Cumpria o seu dever ao integrar as tropas regulares de um país, o seu país. Integrava as colunas, sofria emboscadas e estava sujeito ás armadilhas, ás minas traiçoeiras que já vira rebentar, pisadas por jovens como ele e sem que houvesse em quem atirar, fazer a desforra. Nada. minas solitárias, intransigentes com uma pequena distracção, com a insuficiência de material de detecção. A importância da desforra. A vingança...
O delfim bebia para afogar o desespero de estar ali, algures África sem ver a família, sem poder ajudar a família, sem poder estar com a namorada, os amigos.
O ar era quente e húmido. As mulheres andavam de peito descoberto. De resto eram só jovens como ele, sem grandes diálogos, que jogavam as cartas, a lerpa, nos momentos de ócio e bebiam na cantina cerveja que matasse a sede e a saudade, que afugentasse a morte.
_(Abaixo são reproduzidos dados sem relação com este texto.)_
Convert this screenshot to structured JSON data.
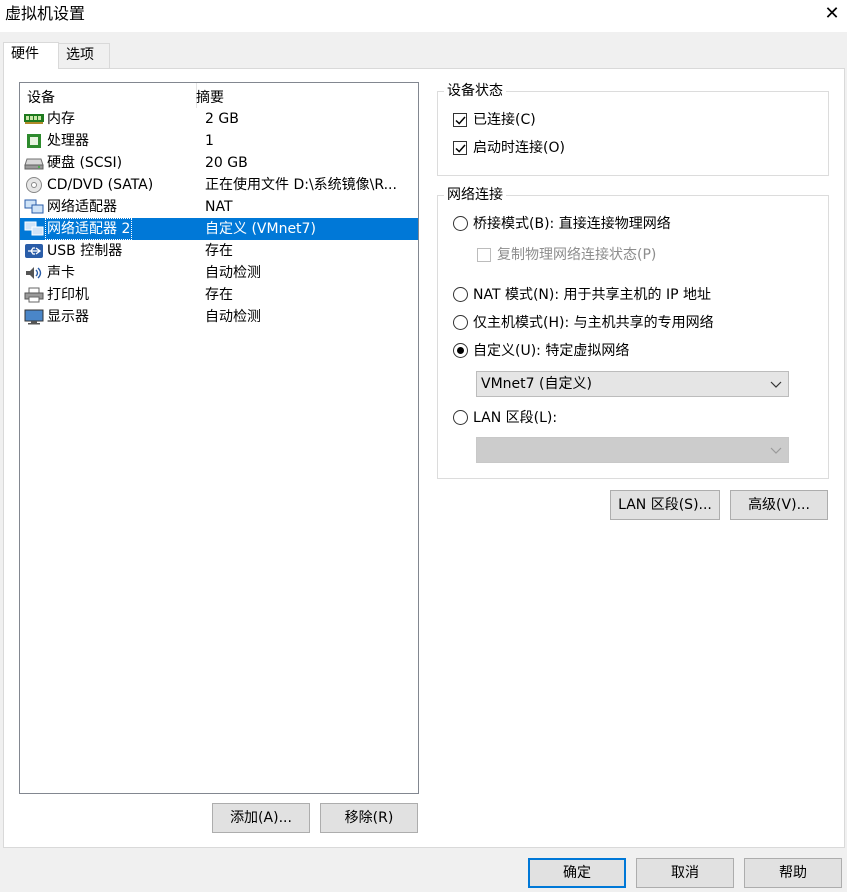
{
  "window": {
    "title": "虚拟机设置",
    "close_icon": "close-icon"
  },
  "tabs": [
    {
      "label": "硬件",
      "active": true
    },
    {
      "label": "选项",
      "active": false
    }
  ],
  "devices": {
    "columns": [
      "设备",
      "摘要"
    ],
    "rows": [
      {
        "name": "内存",
        "summary": "2 GB",
        "icon": "memory-icon"
      },
      {
        "name": "处理器",
        "summary": "1",
        "icon": "processor-icon"
      },
      {
        "name": "硬盘 (SCSI)",
        "summary": "20 GB",
        "icon": "hard-disk-icon"
      },
      {
        "name": "CD/DVD (SATA)",
        "summary": "正在使用文件 D:\\系统镜像\\R...",
        "icon": "cd-dvd-icon"
      },
      {
        "name": "网络适配器",
        "summary": "NAT",
        "icon": "network-adapter-icon"
      },
      {
        "name": "网络适配器 2",
        "summary": "自定义 (VMnet7)",
        "icon": "network-adapter-icon",
        "selected": true
      },
      {
        "name": "USB 控制器",
        "summary": "存在",
        "icon": "usb-icon"
      },
      {
        "name": "声卡",
        "summary": "自动检测",
        "icon": "sound-card-icon"
      },
      {
        "name": "打印机",
        "summary": "存在",
        "icon": "printer-icon"
      },
      {
        "name": "显示器",
        "summary": "自动检测",
        "icon": "display-icon"
      }
    ],
    "add_button": "添加(A)...",
    "remove_button": "移除(R)"
  },
  "device_status": {
    "label": "设备状态",
    "connected": {
      "label": "已连接(C)",
      "checked": true
    },
    "connect_at_power_on": {
      "label": "启动时连接(O)",
      "checked": true
    }
  },
  "network_connection": {
    "label": "网络连接",
    "bridged": {
      "label": "桥接模式(B): 直接连接物理网络",
      "selected": false
    },
    "replicate": {
      "label": "复制物理网络连接状态(P)",
      "checked": false,
      "enabled": false
    },
    "nat": {
      "label": "NAT 模式(N): 用于共享主机的 IP 地址",
      "selected": false
    },
    "host_only": {
      "label": "仅主机模式(H): 与主机共享的专用网络",
      "selected": false
    },
    "custom": {
      "label": "自定义(U): 特定虚拟网络",
      "selected": true
    },
    "custom_select_value": "VMnet7 (自定义)",
    "lan_segment": {
      "label": "LAN 区段(L):",
      "selected": false
    },
    "lan_select_value": ""
  },
  "buttons": {
    "lan_segments": "LAN 区段(S)...",
    "advanced": "高级(V)...",
    "ok": "确定",
    "cancel": "取消",
    "help": "帮助"
  }
}
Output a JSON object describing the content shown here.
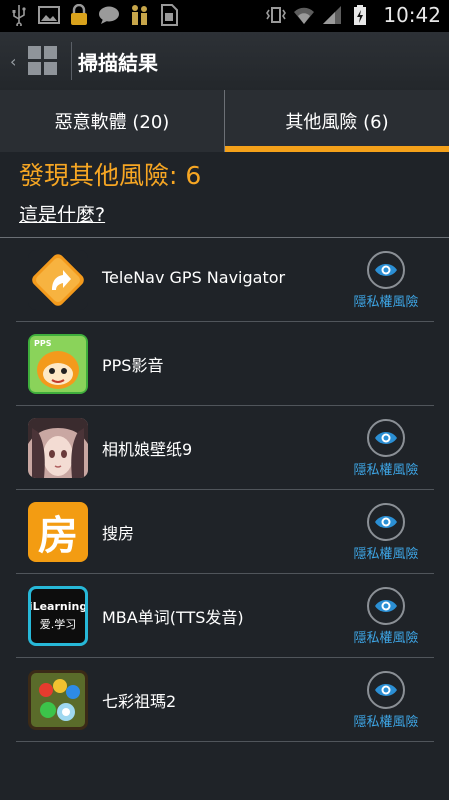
{
  "status_bar": {
    "time": "10:42",
    "left_icons": [
      "usb-icon",
      "image-icon",
      "lock-icon",
      "chat-icon",
      "figure-icon",
      "sim-icon"
    ],
    "right_icons": [
      "vibrate-icon",
      "wifi-icon",
      "signal-icon",
      "battery-charging-icon"
    ]
  },
  "action_bar": {
    "title": "掃描結果"
  },
  "tabs": [
    {
      "label": "惡意軟體 (20)",
      "selected": false
    },
    {
      "label": "其他風險 (6)",
      "selected": true
    }
  ],
  "heading": "發現其他風險: 6",
  "what_is_link": "這是什麼?",
  "apps": [
    {
      "name": "TeleNav GPS Navigator",
      "icon": "telenav-icon",
      "risk_label": "隱私權風險"
    },
    {
      "name": "PPS影音",
      "icon": "pps-icon",
      "risk_label": ""
    },
    {
      "name": "相机娘壁纸9",
      "icon": "anime-wallpaper-icon",
      "risk_label": "隱私權風險"
    },
    {
      "name": "搜房",
      "icon": "soufang-icon",
      "icon_text": "房",
      "risk_label": "隱私權風險"
    },
    {
      "name": "MBA单词(TTS发音)",
      "icon": "ilearning-icon",
      "icon_text_top": "iLearning",
      "icon_text_bottom": "爱.学习",
      "risk_label": "隱私權風險"
    },
    {
      "name": "七彩祖瑪2",
      "icon": "zuma-icon",
      "risk_label": "隱私權風險"
    }
  ],
  "colors": {
    "accent": "#f4a11a",
    "heading": "#f6a623",
    "risk_text": "#3ea6e6",
    "background": "#1f2328"
  }
}
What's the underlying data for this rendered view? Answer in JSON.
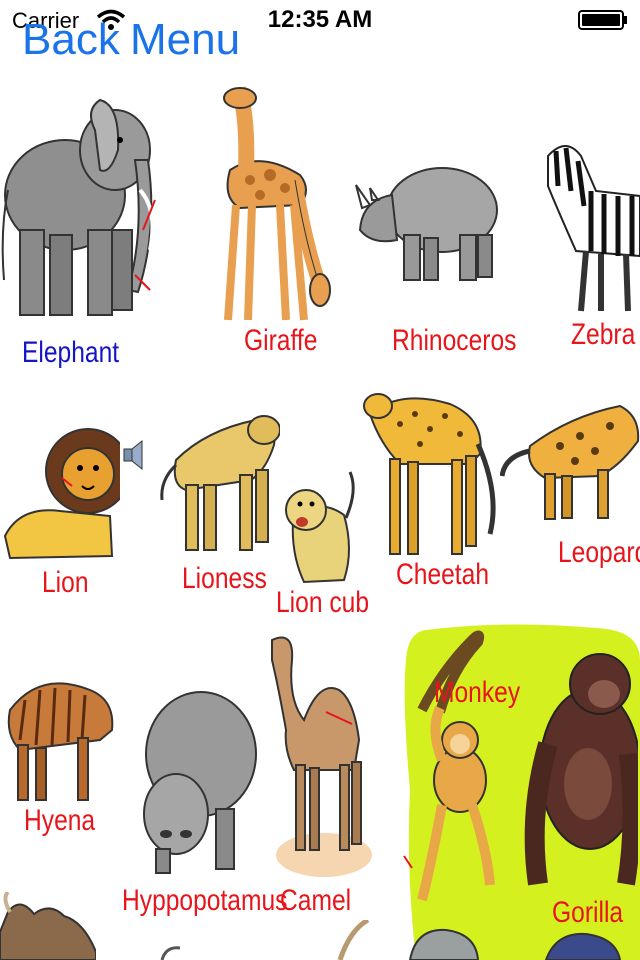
{
  "status_bar": {
    "carrier": "Carrier",
    "time": "12:35 AM",
    "icons": [
      "wifi-icon",
      "battery-icon"
    ]
  },
  "nav": {
    "back_label": "Back",
    "menu_label": "Menu",
    "accent": "#1a73e8"
  },
  "animals": {
    "elephant": "Elephant",
    "giraffe": "Giraffe",
    "rhinoceros": "Rhinoceros",
    "zebra": "Zebra",
    "lion": "Lion",
    "lioness": "Lioness",
    "lion_cub": "Lion cub",
    "cheetah": "Cheetah",
    "leopard": "Leopard",
    "hyena": "Hyena",
    "hippopotamus": "Hyppopotamus",
    "camel": "Camel",
    "monkey": "Monkey",
    "gorilla": "Gorilla"
  },
  "colors": {
    "label_red": "#e8141a",
    "label_selected_blue": "#1515c8",
    "jungle_green": "#d4f01e"
  },
  "selected_animal": "elephant"
}
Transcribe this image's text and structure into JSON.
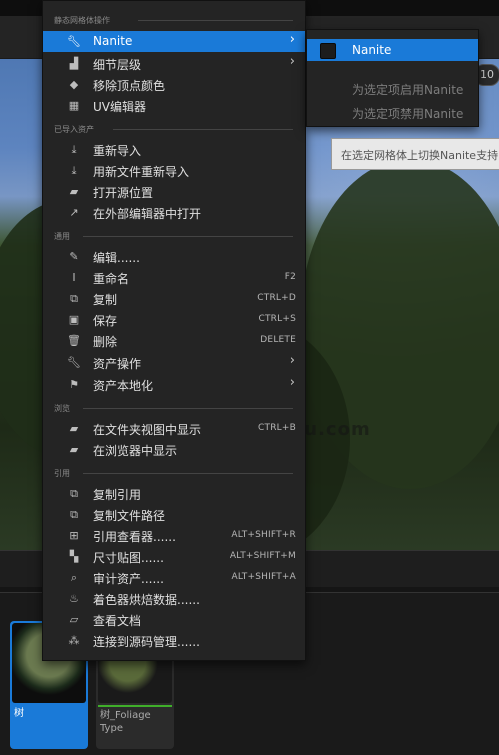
{
  "sections": {
    "static_mesh": "静态网格体操作",
    "imported": "已导入资产",
    "common": "通用",
    "browse": "浏览",
    "references": "引用"
  },
  "menu": {
    "nanite": "Nanite",
    "lod": "细节层级",
    "remove_vertex_colors": "移除顶点颜色",
    "uv_editor": "UV编辑器",
    "reimport": "重新导入",
    "reimport_new_file": "用新文件重新导入",
    "open_source_location": "打开源位置",
    "open_external_editor": "在外部编辑器中打开",
    "edit": "编辑......",
    "rename": "重命名",
    "rename_shortcut": "F2",
    "duplicate": "复制",
    "duplicate_shortcut": "CTRL+D",
    "save": "保存",
    "save_shortcut": "CTRL+S",
    "delete": "删除",
    "delete_shortcut": "DELETE",
    "asset_actions": "资产操作",
    "asset_localization": "资产本地化",
    "show_in_folder_view": "在文件夹视图中显示",
    "show_in_folder_view_shortcut": "CTRL+B",
    "show_in_browser": "在浏览器中显示",
    "copy_reference": "复制引用",
    "copy_file_path": "复制文件路径",
    "reference_viewer": "引用查看器......",
    "reference_viewer_shortcut": "ALT+SHIFT+R",
    "size_map": "尺寸贴图......",
    "size_map_shortcut": "ALT+SHIFT+M",
    "audit_assets": "审计资产......",
    "audit_assets_shortcut": "ALT+SHIFT+A",
    "shader_cook_stats": "着色器烘焙数据......",
    "view_documentation": "查看文档",
    "connect_source_control": "连接到源码管理......"
  },
  "submenu": {
    "nanite": "Nanite",
    "enable": "为选定项启用Nanite",
    "disable": "为选定项禁用Nanite"
  },
  "tooltip": "在选定网格体上切换Nanite支持",
  "viewport": {
    "badge": "10",
    "watermark": "iiiitu.com"
  },
  "assets": [
    {
      "label": "树"
    },
    {
      "label": "树_Foliage Type"
    }
  ],
  "colors": {
    "accent": "#1a7ad8",
    "menu_bg": "#242424",
    "foliage_bar": "#3fae2a"
  }
}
A morte, morrer dum tiro vindo do silêncio da mata verde e bela.
Manuel António observava aquela personalidade caótica, dia após dia. Delfim viera falar-lhe do efeito das granadas ofensivas, granadas de mão. Cada um tinha umas quantas à sua guarda. Levavam-nas e traziam-nas. Calculavam que rebentariam se as tivessem de usar. Não traziam prazo de garantia. Estavam ali, a um canto dos armários, verdes , elas, as granadas, com uns relevos a toda a volta para evitar que resvalassem das mãos que as atirariam, um dia.
-Sabes, Manuel António, ainda um dia gostava de ver o efeito disto a rebentar.
A granada na mão. A cavilha de segurança, um pedaço de arame revirado na ponta, a argola de onde um dedo a puxaria, com determinação.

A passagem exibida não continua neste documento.